SAUVIGNON BLANC, OUTER LIMITS, 2013, ZAPALLAR, ACONCAGUA COSTA, VINA MONTES



Je poursuis, quand je le peux, mon exploration des nouveaux terroirs chiliens. Cette fois c'est avec un vin de la région de Zapallar située sur la côte du Pacifique, dans la région de l'Aconcagua Costa, quelques dizaines de kilomètres au nord des vignobles du pionnier de cette région, Errazuriz. Le vignoble de Montes est aussi plus proche de l'océan, à seulement 7 km de la côte. Le vin a été élaboré en inox avec élevage sur lies et est issu d'un millésime particulièrement frais. Le résultat est un vin qui titre à seulement 12.5% d'alcool, pour un pH de 3.22 et est bien sec à 2.54 g/L de sucres résiduels.
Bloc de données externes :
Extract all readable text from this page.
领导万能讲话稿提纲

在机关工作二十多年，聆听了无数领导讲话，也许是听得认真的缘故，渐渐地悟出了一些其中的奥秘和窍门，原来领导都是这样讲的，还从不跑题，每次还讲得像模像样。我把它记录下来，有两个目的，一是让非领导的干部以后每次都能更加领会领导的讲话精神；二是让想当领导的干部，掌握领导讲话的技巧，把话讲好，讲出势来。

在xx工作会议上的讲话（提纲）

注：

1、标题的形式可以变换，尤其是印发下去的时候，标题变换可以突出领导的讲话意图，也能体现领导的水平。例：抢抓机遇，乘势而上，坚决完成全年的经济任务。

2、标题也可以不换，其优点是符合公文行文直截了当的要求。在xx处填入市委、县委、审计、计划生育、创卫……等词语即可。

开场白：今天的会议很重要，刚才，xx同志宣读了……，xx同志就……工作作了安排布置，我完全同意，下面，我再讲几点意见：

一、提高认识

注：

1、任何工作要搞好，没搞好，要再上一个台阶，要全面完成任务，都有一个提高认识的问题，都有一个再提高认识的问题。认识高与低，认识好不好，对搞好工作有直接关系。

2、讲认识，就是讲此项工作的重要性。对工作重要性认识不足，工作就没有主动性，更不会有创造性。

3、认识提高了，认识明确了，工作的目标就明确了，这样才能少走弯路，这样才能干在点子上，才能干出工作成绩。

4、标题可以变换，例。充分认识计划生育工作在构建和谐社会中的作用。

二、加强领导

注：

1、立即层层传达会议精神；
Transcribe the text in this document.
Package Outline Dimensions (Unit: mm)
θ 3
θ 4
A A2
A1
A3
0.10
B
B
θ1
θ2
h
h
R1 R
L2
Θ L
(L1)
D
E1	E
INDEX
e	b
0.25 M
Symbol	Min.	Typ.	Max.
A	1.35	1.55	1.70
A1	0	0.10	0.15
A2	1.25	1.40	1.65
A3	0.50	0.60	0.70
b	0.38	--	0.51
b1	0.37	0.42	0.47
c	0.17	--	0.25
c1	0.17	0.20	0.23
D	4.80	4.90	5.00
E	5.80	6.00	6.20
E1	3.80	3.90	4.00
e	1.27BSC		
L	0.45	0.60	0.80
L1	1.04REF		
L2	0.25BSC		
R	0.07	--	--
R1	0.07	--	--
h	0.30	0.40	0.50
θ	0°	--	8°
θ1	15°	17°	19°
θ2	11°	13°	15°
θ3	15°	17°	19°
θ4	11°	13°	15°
La robe est de teinte jaune pâle aux reflets verdâtres. Le nez est modéré tout en montrant un profil aromatique particulier qui évoque pour moi un assemblage improbable de Sauvignon Blanc et de Riesling. On détecte des arômes de citron, de fruits de la passion, de conifère, de roche mouillée et de poivron vert. Un beau nez difficile à bien décrire et qui se démarque des différents styles SB chiliens que je connais. La bouche montre aussi un profil particulier pour un vin de climat si frais. L'acidité n'y est pas aussi marquée que ce que l'on rencontre habituellement dans ce genre de vin. Le tout demeure bien vif, mais pas tranchant. Le vin montre aussi une certaine rondeur avec un léger gras qui contribue probablement à adoucir la perception de l'acidité. Le saveurs sont dominées par l'aspect citronné. L'ensemble est intense et avec un bon niveau de concentration. La finale est à l'avenant avec une très bonne persistance.

Vin irréprochable de Vina Montes qui offre aussi sa part d'originalité. Ceci dit, pour moi il lui manquait quelque chose pour être un vin impressionnant. Vous me direz que j'en demandais beaucoup à un vin payé 19.95$. C'est vrai, mais quand explore et qu'on touche à un vin d'un lieu inédit, il y a une part de soi qui demande à être impressionnée. Ce ne fût pas le cas ici, mais le vin n'en demeure pas moins à la hauteur au plan qualitatif, et il exprime clairement la fraîcheur du climat d'où il est issu. Au prix payé il constitue un bon achat, mais le Chili offre certains vins de ce cépage, du même niveau, pouvant être achetés pour quelques dollars de moins.